2014年7月17日、日本外国特派員協会にて谷垣禎一法務大臣の記者会見が行われた。谷垣禎一・法務相は同省の仕事のうち、
「出入国管理」「会社法改正」「東日本大震災の復興」の3点に話を絞って会見で説明した。

出入国の管理-「おもてなし」重視の体制へ

昨年、外国人の入国者数が年間で初めて1000万人を超えた。そのため、観光立国へとさらに推進するために取り組んでゆく。具体的には「審査手続きの待ち時間の短縮」「『初めて会う日本人』ともなりうる入国審査官から、日本に好印象を持っていただくようホスピタリティの向上」を目指す、と。

また技能実習制度も見直す。趣旨目的と実態に乖離があり、人権侵害が生じているとの批判を受け止めての改正。制度本来を離れた利用が出来ないようにし、人権侵害も生じないよう、配慮する。また、不適切な団体の排除を目指す。

会社法の改正-株主の権限強化へ

業務監査を見直すべきであるという指摘が従来よりあった。日本企業はコーポレート・ガバナンスが十分でないため、外国企業と比較して収益力が低い、株価低迷の原因ともなり、投資家からの不信感があった。そのため、コーポレート・ガバナンスの強化、コンプライアンスの強化、企業経営の効率化そして親子会社の規律整備を図る、とする。

こうすることで内外の投資家からの信頼が高まり、日本企業に対する投資が促進される。ひいては日本経済の成長につながるのではと強い期待を寄せる。

東日本大震災の復興

まず、谷垣法務大臣は「多くの国々から温かいご支援を賜りましたことを改めて御礼申し上げる」と前置きした上で、説明を始めた。

法務省は「法テラス」として法的側面から復興への取り組みを行ってきた。被災の中で、借家問題、相続問題など、さまざまな法律問題を同時に抱えることになるが、避難生活の中では生活するのが精一杯というケースも多く、法律問題は埋もれてしまう。そのような問題を汲み上げ、深刻化する前に解決へ導くことが復興に資することになる。

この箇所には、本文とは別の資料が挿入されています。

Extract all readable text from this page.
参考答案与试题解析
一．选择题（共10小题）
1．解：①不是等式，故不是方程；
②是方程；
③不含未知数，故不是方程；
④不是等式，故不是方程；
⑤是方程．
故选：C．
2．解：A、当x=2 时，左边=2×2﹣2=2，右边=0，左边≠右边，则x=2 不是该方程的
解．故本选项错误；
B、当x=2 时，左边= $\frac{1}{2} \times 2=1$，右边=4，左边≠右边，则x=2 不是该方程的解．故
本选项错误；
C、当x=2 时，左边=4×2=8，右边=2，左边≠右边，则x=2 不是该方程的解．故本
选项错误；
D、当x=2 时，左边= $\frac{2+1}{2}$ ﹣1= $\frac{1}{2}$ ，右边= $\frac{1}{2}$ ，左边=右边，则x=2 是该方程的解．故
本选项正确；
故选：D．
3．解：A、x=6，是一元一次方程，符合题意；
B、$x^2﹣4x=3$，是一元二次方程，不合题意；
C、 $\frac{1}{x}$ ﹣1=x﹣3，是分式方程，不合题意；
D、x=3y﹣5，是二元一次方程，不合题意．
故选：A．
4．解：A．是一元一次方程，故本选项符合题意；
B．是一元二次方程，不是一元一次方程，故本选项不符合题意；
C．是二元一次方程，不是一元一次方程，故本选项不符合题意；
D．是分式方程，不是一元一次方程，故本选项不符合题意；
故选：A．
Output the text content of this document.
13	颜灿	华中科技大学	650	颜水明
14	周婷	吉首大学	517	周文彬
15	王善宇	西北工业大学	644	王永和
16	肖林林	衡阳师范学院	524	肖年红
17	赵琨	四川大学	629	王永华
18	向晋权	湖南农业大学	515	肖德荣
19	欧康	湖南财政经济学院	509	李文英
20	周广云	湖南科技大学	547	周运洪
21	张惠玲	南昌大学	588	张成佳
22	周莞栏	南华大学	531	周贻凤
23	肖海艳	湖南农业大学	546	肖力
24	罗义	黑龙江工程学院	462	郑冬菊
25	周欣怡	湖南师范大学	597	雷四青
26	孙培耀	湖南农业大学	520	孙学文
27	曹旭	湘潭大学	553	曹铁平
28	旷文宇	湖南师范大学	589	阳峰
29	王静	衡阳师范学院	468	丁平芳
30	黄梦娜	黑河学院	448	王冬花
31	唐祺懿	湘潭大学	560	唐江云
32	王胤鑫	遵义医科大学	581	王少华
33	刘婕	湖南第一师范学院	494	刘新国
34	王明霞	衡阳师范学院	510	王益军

被災各地に法テラス支部を作り、無料法律相談などを行ってきた。今までに活発な利用があったという。また、弁護士費用の立替なども出来、それは原子力災害損害賠償請求にかかる集団訴訟に利用されたりなどしている。

支部の職員は自らも被災者であり、そういう者が対応することで被災者の気持ちに寄り添う体制を作っている。復興はまだ道半ばであるものの法的側面からの努力を法務省としては行っていきたい。

そう、谷垣法務大臣は語った。終始、冷静に、落ち着いて、しかし、しっかりと言葉を綴った。真面目さがにじみ出るような、会見であった。